The program assists Purdue undergraduate students from Indiana facing unusual personal challenges and financial hardship. In support of the program, funding from J. Timothy and Jane C. McGinley has provided aid each year to students from Marion, Tippecanoe, Vigo, Harrison and St. Joseph counties, to which the McGinleys and former Indiana Govs. Evan Bayh, Frank O’Bannon and Joseph Kernan have ties.
The McGinleys are expanding the program this year to include Ripley County, where gubernatorial candidate Mitch Daniels, now president of Purdue University, kicked off his successful 2004 race featuring an RV tour across Indiana. Daniels served as Indiana governor from 2005 to 2013.
“When we set up the scholarship fund, we wanted to help students in need—and also to recognize and thank the governors who had appointed me to the Purdue board of trustees: Bayh, O’Bannon and Kernan,” said Tim McGinley, who served as a Purdue University trustee for 20 years and stepped down in 2009 after 16 years as chair of the board. “Now, we want to include Mitch and recognize and thank him as well.”
Tim McGinley earned a bachelor’s degree in chemical engineering from Purdue in 1963, and Jane McGinley graduated from Purdue in 1962 with a bachelor’s degree in elementary education.
Daniels crisscrossed the state during his first campaign for governor, staying 125-plus nights in the homes of Indiana residents. He spent the first night in Ripley County. Over the course of the campaign, he visited towns across the county, including Cross Plains and its feed mill; Friendship, home of national rifle-muzzle-loading competitions; and Milan as it celebrated the 50th anniversary of its high school boys’ basketball team’s 1954 Indiana state title.

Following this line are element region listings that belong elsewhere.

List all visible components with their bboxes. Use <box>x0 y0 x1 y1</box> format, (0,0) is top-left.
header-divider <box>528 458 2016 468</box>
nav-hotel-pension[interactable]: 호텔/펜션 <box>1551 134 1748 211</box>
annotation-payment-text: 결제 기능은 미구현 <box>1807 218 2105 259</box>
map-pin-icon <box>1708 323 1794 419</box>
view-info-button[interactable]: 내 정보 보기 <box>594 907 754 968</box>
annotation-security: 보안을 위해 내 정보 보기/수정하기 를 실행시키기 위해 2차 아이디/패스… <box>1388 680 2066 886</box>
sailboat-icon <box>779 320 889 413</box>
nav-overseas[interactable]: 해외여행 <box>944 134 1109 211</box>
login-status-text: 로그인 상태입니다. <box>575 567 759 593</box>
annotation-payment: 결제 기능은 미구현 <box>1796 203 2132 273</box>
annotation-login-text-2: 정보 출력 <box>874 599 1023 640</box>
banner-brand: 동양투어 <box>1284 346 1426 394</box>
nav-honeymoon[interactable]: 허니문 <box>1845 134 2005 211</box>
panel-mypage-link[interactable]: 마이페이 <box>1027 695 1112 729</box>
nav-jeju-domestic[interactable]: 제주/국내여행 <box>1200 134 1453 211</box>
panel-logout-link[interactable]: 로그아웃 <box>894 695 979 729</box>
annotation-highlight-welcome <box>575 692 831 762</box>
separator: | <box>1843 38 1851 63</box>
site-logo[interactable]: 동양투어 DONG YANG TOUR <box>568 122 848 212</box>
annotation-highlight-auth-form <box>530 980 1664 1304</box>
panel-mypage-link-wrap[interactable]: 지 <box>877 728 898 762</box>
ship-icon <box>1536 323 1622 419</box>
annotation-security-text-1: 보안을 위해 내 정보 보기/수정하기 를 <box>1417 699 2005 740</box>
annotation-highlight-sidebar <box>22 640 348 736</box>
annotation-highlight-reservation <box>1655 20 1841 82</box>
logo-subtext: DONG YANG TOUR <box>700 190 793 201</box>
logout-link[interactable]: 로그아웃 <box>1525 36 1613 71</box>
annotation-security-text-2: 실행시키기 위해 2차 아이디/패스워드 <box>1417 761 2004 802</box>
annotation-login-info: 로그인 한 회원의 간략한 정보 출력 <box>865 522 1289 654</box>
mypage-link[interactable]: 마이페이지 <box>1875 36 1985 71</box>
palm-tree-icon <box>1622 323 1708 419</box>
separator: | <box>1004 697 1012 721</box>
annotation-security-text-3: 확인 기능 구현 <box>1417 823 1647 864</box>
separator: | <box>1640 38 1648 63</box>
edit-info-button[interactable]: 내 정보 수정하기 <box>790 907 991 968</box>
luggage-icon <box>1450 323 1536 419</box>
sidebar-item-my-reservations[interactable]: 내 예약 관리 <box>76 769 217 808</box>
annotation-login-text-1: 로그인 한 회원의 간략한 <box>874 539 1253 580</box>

The McGinleys offered Daniels his choice of which Indiana county to add to their scholarship program. “Pressed to choose,” he said, “I wanted to go back to where it all started: Ripley County.”
Since becoming president of Purdue in 2013, Daniels has stressed student affordability and led successful initiatives to hold university tuition constant.
Rob Moorhead, superintendent of the South Ripley Community School Corporation, said, “I was pleased to hear that former Governor Daniels chose Ripley County to be included in this scholarship program. With well over 60 percent of the students at South Ripley qualifying for free or reduced lunches, we have students who will benefit greatly from this program. As we prepare students for their future vocations, we realize the importance of breaking down barriers to help them obtain a post-secondary degree. This scholarship program will increase the likelihood that our students will have the opportunity and financial means to earn such a degree.”
Purdue Opportunity Awards provide scholarship money to income-eligible Twenty-first Century Scholars from Indiana. To be considered, students must be admitted to Purdue and have a complete FAFSA (Free Application for Federal Student Aid) on file with the Purdue University Division of Financial Aid by March 1 of their senior year in high school. No special application for the scholarship is required.